UK Withdrawal from the EU and Potential Withdrawal from the Single Market Debate
Full Debate: Read Full DebateLord Patten
Main Page: Lord Patten (Conservative - Life peer)Department Debates - View all Lord Patten's debates with the Department for Exiting the European Union
(7 years, 10 months ago)
Lords ChamberMy Lords, I expect that most of your Lordships will remember that about six months ago we had many experts predicting that the UK was soon to become a fog-bound basket case—a kind of incipient North Korea but with added drizzle. It has not quite turned out like that. Just this week we see government borrowing exactly on target for the year end, stock markets booming and 40-year UK government debt with a very low coupon being fought over by foreign investors, who were desperate when the Debt Management Office put it up for sale a couple of days ago. Of course, as we have heard this morning, the United Kingdom’s GDP in the most recent quarter puts us right at the very top of the G7 leader board. It has not quite turned out as most experts predicted. I have to say that I did not predict it, either—I do not count myself as an expert in very much. But no wonder people from abroad want to stay here and no wonder people abroad want to come here, as they will.
It is entirely reasonable that the noble Baroness, Lady Hayter, in opening her debate, concentrated both on the rights of EU citizens here and the rights of the very large number of UK citizens living in the EU. But equivalence will have to rule in any sensible negotiation. Her Excellency the extremely sensible ambassador to the Court of St James from France said in interviews on the record—it was published in the Evening Standard, so it must be true—that we need equivalence and recognition of the rights of citizens in the EU and in the UK. She was right, and I hope she has squared President Hollande and the negotiators on all this. We are just at the beginning of negotiations, when reciprocal and reasonable rights will be one of the issues to be finally resolved.
Most EU citizens are very well settled in and integrated here.
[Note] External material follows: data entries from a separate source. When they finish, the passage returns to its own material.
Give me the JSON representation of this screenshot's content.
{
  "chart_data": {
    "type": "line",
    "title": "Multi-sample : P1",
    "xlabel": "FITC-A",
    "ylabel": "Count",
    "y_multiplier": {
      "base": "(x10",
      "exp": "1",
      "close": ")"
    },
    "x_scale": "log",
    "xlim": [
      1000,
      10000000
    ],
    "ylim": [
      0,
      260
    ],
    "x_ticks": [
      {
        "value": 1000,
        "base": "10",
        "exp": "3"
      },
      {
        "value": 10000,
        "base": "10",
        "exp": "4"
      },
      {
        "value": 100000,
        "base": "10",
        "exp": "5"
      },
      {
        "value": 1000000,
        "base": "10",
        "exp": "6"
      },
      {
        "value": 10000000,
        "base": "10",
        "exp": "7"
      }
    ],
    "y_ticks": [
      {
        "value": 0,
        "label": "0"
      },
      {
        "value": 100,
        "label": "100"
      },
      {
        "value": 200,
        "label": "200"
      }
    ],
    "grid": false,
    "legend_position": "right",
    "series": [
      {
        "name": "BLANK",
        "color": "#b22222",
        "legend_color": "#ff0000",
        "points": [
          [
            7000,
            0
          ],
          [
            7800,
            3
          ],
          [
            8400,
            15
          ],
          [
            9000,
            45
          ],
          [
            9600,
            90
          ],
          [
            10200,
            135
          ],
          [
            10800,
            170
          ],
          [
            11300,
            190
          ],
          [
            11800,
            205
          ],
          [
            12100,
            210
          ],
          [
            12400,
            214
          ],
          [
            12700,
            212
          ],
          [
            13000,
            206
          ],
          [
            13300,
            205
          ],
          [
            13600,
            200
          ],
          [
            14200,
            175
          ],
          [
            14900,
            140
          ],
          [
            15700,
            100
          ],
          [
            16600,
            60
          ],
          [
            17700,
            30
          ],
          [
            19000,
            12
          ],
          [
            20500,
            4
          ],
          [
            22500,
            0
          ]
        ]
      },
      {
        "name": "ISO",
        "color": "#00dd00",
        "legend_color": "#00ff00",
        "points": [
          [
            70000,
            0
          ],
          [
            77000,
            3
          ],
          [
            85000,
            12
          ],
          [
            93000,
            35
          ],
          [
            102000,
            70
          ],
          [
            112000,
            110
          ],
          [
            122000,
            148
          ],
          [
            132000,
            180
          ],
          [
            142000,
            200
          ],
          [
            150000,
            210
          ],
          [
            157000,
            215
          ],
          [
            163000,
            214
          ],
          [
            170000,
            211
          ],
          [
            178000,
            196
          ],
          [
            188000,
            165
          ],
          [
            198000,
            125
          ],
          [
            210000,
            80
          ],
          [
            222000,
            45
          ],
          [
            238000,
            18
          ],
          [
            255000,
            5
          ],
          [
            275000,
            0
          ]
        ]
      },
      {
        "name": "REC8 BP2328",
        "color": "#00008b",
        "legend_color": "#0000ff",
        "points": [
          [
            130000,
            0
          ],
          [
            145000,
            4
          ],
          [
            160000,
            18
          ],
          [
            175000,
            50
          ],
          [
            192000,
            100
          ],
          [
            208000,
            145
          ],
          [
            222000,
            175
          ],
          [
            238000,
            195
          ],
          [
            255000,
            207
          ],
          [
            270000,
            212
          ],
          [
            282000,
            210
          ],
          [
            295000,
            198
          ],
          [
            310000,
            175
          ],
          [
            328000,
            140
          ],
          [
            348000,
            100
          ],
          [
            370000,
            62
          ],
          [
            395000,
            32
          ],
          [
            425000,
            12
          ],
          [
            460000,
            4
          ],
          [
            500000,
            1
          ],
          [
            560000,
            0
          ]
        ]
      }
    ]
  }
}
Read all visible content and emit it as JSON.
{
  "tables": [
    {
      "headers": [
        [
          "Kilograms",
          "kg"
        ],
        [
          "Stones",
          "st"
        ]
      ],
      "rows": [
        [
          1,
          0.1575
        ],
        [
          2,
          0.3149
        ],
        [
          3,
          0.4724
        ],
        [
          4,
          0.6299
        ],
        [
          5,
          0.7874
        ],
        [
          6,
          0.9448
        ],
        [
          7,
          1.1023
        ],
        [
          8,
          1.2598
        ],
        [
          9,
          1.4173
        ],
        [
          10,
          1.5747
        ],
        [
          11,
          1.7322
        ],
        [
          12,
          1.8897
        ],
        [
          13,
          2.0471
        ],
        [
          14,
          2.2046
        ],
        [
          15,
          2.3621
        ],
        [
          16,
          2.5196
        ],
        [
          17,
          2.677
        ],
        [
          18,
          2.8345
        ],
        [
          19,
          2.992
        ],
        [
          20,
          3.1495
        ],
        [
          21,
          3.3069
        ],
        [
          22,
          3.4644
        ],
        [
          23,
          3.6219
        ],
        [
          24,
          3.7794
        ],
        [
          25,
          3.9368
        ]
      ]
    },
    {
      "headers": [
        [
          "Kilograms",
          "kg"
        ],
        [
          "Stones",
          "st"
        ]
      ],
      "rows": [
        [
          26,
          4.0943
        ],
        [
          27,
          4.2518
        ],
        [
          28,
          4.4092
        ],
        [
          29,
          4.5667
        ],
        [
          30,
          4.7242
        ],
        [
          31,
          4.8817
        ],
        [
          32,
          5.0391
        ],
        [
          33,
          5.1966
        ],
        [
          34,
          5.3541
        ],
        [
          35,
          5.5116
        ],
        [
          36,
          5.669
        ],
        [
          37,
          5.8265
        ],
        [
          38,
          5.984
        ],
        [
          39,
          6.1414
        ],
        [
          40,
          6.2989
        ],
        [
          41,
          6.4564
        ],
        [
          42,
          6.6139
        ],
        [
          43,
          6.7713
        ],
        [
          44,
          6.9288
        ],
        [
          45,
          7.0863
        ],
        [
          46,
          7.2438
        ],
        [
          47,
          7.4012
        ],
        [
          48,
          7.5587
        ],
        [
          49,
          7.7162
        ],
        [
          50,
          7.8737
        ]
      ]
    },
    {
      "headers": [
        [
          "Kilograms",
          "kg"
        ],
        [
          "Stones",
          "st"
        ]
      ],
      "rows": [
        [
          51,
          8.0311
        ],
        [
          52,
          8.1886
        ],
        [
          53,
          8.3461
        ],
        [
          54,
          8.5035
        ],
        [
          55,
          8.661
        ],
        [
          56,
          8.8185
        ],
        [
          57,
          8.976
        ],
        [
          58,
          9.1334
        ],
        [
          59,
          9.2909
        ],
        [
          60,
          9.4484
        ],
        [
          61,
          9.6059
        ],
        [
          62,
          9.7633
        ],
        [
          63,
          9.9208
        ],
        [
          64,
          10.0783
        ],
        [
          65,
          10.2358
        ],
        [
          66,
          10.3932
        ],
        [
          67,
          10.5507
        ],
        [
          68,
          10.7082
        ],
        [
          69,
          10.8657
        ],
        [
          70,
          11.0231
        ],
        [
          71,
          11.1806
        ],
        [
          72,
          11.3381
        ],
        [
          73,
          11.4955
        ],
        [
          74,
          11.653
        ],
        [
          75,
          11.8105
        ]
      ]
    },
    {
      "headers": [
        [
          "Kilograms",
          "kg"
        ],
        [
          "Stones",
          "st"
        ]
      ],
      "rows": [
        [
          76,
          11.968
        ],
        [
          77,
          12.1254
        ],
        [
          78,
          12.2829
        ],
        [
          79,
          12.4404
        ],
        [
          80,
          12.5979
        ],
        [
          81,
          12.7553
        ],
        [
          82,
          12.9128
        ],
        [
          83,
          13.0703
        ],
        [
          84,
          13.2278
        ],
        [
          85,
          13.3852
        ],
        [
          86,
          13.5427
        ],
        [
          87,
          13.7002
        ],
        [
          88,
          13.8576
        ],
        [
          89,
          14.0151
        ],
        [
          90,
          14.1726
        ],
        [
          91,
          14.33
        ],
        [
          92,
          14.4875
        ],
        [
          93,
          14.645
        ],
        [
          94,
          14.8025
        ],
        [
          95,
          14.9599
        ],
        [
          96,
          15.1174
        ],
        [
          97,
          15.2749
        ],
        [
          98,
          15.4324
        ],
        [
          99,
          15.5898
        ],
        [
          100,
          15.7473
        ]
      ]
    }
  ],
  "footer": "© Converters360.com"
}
One part of my life is down in the West Country, where there is a well-settled European Union community—Polish, as it happens. Opposite the local Roman Catholic church is a delightful shop called Little Poland. I know of no incidents of any sort of anti-Polish sentiment. Problems always come when people feel that immigration has tipped the balance; that is what we see in East Anglia, Lincolnshire and elsewhere. That is why control of our borders is so important.
We also have to recognise that the balance can change quite quickly in the other direction. I am told that a fair number of EU immigrants to this country have left or are now considering leaving because the drop in the pound—which, as we have seen, helps exporters—is hitting the value of their wages, and hence the remittances they can send home. I believe that reasonable control of our borders on a needs-first basis is a national good in the interests of balance in all parts of the country. Whether it is up in the north-east with the right reverend Prelate the Bishop of Durham or elsewhere, we want good, integrated immigration and settlement, not immigration that causes trouble.
In the closing moments of my speech, I want to reflect on what the right reverend Prelate said in the closing moments of his speech. My right honourable friend the Chancellor of the Exchequer has said endlessly since last autumn—and most recently in the fleshpots of Davos—not just, in the oft-repeated phrase, that the UK should be and is open for business but that it will remain open for talent, university teachers, scientists, scholars and entrepreneurs, and not just those in the traditional financial services, where I work, but in the new developing fintech, biotech and artificial intelligence areas. I think that the Chancellor of the Exchequer is right to stress that. It sends a very good, clear message to those we will be negotiating with in future months.